クウは、空の探検隊を率いて、まだ見ぬ世界を探しに行く。
カイは、海の図書館で、古代の知識を学び、人々に教える。
離れていても、心は繋がっている。
毎晩、二人は貝殻を通じて話す。
「今日はね、すごい雲の山を見つけたんだ!」
「へえ。
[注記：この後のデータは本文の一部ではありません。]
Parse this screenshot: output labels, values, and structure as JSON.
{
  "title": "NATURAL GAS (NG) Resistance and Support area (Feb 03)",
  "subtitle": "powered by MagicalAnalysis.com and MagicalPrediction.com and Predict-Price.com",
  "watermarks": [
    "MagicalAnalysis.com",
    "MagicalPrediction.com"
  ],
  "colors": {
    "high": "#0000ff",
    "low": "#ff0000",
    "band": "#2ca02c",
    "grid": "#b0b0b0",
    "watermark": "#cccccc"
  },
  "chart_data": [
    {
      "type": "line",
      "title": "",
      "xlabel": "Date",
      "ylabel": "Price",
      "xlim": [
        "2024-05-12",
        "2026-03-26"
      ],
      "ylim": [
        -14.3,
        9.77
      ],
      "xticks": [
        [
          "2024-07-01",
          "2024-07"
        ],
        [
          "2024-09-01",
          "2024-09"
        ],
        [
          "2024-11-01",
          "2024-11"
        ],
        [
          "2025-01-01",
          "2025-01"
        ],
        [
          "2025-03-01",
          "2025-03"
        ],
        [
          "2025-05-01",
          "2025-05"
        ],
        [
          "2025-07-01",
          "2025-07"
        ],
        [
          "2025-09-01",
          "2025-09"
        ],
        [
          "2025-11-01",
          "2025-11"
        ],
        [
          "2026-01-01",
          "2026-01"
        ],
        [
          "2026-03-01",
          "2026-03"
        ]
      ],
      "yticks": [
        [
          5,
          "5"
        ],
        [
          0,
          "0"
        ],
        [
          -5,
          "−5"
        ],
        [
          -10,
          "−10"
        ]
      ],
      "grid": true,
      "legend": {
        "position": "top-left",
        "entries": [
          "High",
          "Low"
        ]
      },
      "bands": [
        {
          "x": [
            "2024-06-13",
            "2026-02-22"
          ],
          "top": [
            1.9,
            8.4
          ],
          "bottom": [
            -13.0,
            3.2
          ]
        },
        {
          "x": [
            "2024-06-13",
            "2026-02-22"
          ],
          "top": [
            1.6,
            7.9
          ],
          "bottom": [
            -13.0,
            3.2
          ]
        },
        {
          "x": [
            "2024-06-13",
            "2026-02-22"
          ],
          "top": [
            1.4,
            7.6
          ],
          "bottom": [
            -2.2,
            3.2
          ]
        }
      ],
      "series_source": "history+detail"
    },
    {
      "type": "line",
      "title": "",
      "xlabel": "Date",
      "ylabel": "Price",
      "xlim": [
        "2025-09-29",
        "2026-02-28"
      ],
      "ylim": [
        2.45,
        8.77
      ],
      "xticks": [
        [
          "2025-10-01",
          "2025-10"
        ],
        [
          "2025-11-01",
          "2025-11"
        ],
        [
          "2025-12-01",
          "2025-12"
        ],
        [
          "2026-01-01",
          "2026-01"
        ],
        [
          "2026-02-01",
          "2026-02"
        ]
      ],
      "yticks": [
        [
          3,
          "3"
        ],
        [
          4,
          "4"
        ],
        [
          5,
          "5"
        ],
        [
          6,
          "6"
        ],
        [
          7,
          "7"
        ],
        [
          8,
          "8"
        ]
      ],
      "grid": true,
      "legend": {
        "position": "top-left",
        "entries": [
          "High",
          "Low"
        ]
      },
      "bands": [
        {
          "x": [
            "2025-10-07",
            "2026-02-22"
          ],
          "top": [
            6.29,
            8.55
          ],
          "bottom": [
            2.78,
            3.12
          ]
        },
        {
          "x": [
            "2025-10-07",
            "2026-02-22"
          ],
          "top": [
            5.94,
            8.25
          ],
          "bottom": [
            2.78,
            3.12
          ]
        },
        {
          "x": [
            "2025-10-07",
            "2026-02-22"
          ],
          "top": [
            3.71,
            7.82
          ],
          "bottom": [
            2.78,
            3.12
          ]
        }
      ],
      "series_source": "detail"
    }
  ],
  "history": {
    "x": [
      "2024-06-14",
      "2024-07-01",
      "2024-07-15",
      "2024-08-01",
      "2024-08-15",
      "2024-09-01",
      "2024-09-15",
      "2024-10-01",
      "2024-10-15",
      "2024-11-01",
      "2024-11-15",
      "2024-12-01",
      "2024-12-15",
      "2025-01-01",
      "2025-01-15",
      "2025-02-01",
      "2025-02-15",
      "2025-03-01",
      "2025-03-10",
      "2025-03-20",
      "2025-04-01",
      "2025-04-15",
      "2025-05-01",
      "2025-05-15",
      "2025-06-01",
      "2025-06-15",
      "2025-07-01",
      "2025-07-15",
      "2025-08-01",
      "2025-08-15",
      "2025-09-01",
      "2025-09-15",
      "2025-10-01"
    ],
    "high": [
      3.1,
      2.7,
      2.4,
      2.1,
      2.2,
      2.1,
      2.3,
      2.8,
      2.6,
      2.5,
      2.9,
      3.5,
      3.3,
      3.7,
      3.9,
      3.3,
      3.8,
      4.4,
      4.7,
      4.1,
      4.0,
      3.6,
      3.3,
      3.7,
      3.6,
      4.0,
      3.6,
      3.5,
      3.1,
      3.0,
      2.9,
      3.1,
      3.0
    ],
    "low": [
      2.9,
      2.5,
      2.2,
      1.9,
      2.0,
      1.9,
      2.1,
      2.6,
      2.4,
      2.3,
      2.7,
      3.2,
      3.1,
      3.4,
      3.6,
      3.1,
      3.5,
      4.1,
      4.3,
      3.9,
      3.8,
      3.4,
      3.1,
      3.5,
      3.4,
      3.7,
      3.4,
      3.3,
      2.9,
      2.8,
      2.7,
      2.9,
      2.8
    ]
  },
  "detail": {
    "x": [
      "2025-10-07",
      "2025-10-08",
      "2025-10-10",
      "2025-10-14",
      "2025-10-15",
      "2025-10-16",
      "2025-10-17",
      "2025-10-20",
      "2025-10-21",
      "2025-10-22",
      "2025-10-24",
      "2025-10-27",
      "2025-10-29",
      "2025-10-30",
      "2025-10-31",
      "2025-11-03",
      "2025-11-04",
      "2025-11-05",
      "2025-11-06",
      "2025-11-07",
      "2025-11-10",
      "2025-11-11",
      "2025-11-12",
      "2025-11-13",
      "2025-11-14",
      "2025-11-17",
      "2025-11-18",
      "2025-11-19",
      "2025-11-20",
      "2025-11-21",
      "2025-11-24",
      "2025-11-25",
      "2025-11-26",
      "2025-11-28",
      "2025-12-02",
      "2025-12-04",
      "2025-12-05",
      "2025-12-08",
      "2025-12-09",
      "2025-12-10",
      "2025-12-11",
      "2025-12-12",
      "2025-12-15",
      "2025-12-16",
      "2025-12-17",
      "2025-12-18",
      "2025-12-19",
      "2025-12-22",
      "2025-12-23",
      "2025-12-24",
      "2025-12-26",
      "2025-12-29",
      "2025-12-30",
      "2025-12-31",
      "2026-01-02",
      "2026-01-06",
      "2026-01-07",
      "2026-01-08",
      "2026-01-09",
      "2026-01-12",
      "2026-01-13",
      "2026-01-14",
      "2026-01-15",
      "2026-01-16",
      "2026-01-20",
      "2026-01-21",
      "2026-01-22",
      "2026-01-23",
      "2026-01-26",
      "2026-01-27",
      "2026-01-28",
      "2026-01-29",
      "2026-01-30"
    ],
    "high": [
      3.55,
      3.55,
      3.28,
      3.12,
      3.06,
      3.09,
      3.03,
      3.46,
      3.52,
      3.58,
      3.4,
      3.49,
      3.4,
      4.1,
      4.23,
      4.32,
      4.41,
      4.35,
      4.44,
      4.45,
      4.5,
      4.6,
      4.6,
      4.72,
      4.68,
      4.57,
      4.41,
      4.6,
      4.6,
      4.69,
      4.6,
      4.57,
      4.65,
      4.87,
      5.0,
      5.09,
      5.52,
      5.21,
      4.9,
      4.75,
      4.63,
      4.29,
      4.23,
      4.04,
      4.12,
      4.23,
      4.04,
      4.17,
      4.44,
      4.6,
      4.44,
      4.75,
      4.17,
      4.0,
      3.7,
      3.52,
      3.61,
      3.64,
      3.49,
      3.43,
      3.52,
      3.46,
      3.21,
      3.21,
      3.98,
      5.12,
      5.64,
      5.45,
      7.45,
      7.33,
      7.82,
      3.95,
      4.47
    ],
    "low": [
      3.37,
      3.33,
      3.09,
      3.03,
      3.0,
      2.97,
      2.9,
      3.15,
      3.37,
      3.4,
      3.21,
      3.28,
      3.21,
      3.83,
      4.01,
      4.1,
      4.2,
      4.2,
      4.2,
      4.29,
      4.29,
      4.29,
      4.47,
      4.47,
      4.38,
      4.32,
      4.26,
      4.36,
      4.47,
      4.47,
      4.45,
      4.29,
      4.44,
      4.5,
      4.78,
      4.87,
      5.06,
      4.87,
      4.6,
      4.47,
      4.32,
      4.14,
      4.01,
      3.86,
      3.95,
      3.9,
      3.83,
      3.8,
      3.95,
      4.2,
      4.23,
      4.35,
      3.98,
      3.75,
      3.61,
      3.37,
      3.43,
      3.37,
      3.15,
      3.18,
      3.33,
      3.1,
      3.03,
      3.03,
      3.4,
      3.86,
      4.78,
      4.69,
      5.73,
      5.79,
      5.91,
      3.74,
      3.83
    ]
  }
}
僕は、古代文明の記録を見つけたよ」
「カイは、相変わらず本が好きだね」
「クウは、相変わらず冒険が好きだね」
笑い合う声が、貝殻を通じて響く。
そして、月に一度は必ず、南の島で会う。
あの、全てが始まった場所で。
二人で砂の城を作ったり。 貝殻を集めたり。 ただ、話したり。
子どもの頃と同じように。
でも、今はもっと深い絆で結ばれている。
双子の絆。 兄弟の絆。 そして、同じ使命を背負う者同士の絆。
物語は、ここで終わる。
けれど、クウとカイの人生は続いていく。
二人は、これからも空と海を繋ぎ続ける。
時には困難にぶつかるだろう。
時には迷うこともあるだろう。
でも、二人なら大丈夫。
なぜなら――。
二人は双子だから。
生まれた時から、運命で結ばれていたから。
そして、何より。
愛し合っているから。
家族として。 兄弟として。 友として。
空と海の間に、もう壁はない。
あるのは、架け橋だけ。
その架け橋の名は――。
クウとカイ。
天空の王子と、海底の貴公子。
小麦色の肌と、色白の肌。
金色のペンダントと、青いペンダント。
二人で一つ。
一つで完全。
そして、二人の物語は、これからも続いていく。
永遠に。
おわり
あとがき
空と海。
遠く離れた二つの世界。
でも、愛があれば繋がれる。
血があれば、わかり合える。
そして、心があれば、どんな壁も越えられる。
クウとカイの物語は、そんな希望の物語でした。
生まれてすぐ引き裂かれた双子。
でも、運命は二人を再会させました。
そして、二人の絆が、世界を変えました。
これは、愛の物語。
親の愛。 子の愛。 兄弟の愛。
そして、全ての人を繋ぐ、普遍的な愛の物語。
クウとカイは、これからも生き続けます。
あなたの心の中で。
そして、いつの日か。
あなたも、自分だけの「架け橋」になれますように。
違う世界を繋ぐ。
違う人を繋ぐ。
それが、この物語からの、小さな願いです。
読んでくださって、ありがとうございました。
空と海が、あなたの心の中で一つになりますように。